Let's Talk about the Driving

The driving atmosphere in Mexico is truly a wonder to behold. It seems crazy and unreasoned on the surface, but there is a system of sorts behind it.

On all types of roads, a driver might encounter dogs, cattle, people on bicycles, farm vehicles, scooters etc. These things to watch out for tend to be going every which direction. So here in Mexico, this is expected and accepted as the way it is..

The dogs go wherever they want, but keep half an eye on the traffic. There are many dog carcasses on the sides of the road. Other animals are mostly subdued unless you change the pitch of your engine and then they can be spooked.

Rule number one states that each person looks out for him or herself. Rule number two is avoid accidents, because the law assumes people guilty until proven innocent. Rule number three is assume people are going to do the reasonable thing, but drive as if they are going to change their mind at the last minute. Most people seem to understand each other’s driving “body language”, though it has taken me some time to learn the language.

On smaller roads slower moving vehicles are expected to move over for faster vehicles.
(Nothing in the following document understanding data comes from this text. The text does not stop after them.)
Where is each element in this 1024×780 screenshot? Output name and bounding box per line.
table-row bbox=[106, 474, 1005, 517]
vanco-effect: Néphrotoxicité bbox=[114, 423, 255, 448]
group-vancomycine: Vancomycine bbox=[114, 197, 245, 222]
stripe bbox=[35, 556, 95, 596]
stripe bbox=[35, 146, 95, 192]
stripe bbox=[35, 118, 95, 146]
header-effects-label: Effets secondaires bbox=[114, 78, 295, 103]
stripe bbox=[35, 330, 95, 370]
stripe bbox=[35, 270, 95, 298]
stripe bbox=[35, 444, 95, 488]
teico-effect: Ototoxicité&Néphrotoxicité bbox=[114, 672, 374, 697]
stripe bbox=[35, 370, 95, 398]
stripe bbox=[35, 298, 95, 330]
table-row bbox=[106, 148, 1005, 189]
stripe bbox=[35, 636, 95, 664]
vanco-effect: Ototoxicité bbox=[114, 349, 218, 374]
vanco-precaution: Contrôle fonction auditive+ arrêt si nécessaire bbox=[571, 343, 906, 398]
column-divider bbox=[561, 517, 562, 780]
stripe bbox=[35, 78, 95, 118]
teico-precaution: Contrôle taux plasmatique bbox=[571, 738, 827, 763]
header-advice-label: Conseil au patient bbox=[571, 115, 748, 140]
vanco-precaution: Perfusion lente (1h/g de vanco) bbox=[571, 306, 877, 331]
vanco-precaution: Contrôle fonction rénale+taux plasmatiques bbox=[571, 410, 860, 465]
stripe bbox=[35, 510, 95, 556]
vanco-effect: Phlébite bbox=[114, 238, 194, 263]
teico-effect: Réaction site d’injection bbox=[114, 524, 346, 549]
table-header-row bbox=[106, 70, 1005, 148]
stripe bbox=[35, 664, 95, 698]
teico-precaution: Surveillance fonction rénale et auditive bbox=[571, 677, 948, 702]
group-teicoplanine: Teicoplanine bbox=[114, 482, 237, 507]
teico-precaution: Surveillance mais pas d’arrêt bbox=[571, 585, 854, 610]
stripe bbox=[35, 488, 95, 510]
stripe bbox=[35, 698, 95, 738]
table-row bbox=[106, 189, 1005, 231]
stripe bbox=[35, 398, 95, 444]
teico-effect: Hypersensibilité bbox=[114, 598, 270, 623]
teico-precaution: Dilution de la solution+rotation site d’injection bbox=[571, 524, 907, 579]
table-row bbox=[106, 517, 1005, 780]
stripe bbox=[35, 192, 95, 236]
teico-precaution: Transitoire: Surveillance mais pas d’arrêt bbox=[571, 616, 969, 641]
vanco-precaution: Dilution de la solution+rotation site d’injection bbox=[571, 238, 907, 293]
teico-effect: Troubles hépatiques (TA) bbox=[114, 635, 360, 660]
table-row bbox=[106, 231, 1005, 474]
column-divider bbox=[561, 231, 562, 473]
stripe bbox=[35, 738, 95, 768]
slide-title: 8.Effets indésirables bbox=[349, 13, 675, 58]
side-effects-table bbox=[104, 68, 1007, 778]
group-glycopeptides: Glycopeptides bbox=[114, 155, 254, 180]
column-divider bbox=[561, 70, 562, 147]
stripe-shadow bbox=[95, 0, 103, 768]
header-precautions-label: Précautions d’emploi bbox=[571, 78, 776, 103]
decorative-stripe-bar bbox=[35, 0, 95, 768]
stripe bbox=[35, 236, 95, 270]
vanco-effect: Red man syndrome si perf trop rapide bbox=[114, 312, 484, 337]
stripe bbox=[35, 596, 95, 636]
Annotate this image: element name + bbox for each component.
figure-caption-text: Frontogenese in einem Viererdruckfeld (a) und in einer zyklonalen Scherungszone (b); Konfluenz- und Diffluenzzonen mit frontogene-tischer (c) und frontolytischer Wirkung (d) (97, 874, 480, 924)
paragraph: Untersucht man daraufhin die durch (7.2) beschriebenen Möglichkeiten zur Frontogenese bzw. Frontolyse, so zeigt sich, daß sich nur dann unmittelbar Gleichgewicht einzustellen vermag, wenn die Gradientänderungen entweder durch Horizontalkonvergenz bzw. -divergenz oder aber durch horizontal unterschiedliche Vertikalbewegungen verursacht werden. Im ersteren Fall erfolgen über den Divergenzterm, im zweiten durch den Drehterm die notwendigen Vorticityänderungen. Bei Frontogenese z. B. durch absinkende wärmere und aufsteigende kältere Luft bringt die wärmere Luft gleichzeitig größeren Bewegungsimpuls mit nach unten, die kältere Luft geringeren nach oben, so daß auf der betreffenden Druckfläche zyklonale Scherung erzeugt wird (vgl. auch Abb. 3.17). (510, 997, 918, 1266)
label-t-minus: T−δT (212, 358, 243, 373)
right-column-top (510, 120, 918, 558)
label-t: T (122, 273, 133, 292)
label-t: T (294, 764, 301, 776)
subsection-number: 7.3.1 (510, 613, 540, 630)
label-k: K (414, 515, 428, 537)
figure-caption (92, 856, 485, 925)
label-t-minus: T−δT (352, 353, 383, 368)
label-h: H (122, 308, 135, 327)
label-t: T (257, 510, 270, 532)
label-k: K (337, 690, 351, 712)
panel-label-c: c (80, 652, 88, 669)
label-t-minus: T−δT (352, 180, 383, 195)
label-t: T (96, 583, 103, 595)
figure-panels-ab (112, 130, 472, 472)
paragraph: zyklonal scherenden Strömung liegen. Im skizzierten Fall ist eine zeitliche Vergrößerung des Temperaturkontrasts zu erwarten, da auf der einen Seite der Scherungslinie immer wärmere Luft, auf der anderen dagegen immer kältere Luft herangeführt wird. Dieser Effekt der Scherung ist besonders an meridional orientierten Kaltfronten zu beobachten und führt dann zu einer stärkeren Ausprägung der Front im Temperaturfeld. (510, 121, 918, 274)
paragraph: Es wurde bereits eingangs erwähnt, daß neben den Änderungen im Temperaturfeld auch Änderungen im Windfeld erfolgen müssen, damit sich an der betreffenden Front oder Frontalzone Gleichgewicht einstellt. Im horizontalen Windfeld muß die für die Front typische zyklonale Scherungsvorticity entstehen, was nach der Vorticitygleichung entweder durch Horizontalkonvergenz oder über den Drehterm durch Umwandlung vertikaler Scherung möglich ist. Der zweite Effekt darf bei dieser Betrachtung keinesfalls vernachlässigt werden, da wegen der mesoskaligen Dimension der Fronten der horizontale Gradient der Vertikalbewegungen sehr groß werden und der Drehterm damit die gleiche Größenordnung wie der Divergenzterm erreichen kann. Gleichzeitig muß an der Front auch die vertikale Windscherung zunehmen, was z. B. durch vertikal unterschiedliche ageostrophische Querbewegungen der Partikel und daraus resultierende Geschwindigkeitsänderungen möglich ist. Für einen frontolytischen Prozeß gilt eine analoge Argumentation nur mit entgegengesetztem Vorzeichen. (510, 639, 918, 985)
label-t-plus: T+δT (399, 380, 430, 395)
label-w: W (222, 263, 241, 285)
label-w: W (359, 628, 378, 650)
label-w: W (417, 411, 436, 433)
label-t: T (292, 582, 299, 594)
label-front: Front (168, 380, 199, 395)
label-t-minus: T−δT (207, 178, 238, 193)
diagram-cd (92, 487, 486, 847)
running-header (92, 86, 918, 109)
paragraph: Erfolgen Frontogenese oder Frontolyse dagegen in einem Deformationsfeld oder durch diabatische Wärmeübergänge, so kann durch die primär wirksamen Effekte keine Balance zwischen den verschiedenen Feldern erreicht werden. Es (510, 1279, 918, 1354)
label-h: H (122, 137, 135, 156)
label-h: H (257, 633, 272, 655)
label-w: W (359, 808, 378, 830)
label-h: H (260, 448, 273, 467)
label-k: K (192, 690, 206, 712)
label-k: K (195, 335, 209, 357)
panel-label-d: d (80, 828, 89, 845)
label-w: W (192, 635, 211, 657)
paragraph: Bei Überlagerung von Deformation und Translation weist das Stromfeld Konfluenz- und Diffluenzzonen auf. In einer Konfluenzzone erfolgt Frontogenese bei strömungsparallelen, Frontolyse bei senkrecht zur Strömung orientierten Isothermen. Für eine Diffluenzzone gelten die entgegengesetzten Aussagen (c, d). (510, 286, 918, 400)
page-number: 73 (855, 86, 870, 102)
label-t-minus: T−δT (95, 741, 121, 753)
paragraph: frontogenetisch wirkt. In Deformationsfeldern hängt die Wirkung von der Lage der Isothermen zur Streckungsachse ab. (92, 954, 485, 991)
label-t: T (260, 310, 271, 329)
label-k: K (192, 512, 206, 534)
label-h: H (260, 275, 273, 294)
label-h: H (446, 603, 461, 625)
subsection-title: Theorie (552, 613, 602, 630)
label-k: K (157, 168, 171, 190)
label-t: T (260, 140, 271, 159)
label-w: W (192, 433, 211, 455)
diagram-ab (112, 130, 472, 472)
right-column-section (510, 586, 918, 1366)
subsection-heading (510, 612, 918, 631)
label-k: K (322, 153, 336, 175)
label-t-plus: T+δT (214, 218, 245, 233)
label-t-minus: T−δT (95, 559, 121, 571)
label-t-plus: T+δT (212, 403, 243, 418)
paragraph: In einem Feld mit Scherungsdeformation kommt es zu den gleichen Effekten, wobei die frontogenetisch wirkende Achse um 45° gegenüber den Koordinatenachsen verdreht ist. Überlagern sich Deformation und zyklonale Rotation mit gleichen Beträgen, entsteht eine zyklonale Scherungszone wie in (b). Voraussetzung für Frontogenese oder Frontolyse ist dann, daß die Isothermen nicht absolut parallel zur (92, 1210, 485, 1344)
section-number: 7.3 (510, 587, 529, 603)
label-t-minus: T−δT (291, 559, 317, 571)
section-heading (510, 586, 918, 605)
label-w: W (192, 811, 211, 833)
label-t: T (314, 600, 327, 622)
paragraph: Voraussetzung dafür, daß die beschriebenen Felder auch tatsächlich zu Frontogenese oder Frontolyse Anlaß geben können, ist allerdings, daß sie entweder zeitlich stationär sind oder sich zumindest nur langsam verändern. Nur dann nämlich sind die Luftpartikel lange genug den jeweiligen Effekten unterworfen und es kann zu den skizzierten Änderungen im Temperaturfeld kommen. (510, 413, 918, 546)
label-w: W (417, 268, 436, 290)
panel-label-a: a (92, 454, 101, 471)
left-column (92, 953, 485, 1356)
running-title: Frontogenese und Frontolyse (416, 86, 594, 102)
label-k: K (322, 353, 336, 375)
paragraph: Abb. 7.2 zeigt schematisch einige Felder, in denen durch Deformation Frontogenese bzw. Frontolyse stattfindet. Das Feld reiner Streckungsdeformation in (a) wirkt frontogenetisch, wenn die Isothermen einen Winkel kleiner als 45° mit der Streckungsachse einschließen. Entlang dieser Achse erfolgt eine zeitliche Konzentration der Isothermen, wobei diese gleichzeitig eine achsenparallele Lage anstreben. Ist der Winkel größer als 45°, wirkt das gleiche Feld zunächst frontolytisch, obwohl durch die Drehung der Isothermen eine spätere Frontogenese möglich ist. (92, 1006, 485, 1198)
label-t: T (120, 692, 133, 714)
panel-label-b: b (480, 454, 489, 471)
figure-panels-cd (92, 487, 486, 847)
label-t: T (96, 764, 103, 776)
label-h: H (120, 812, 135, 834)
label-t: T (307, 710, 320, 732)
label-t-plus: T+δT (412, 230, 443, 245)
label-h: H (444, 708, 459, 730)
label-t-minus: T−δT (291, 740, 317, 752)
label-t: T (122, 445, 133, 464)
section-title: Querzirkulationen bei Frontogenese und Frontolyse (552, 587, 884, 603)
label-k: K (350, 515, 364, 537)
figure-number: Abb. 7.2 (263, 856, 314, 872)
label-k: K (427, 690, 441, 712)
Jay and I did not know this, because we’d been used to driving on the fast toll roads. It was a rude experience when some person forced their vehicle between us and an oncoming motorcycle. We noticed that others were driving on the shoulder and we got the message.

Passing or being passed by a tractor trailer involves becoming intimate with their wind blast. First, as the tractor trailer passes its wind pushes the bike away from the truck. Then as the wind gets sucked back, it pulls the bike towards the truck. Once the truck has passed and pulled in front of the rider, the wind coming from either side of the truck buffets the bike. It pushes the rider back and forth, and pulls the bike towards the trailer. If you can withstand the wind punches, this is a way to draft the truck. It takes quite a distance to leave the wind pattern of the truck.

The “Zen” way of approaching this is to let the truck blast push you away from it and then let it pull you back towards it. In the end, you almost end up in the same place in your lane. Each truck however has different wind patterns. Some require a motorcyclist to stay centered in their own lane and not give in to the truck’s energy.

Turn signals mean different things. It is common to use the turn signals as you’re accustomed to, which is a way of telling others your intentions to turn. Turn signals are also a way of indicating to others that it’s safe to pass. This method is only done on smaller roads. Another technique is for cars to use their hazard lights when passing. It seems to say, “Hey, driving is dangerous and letting you know that I’m going to do a dangerous maneuver is going to make it a little safer.”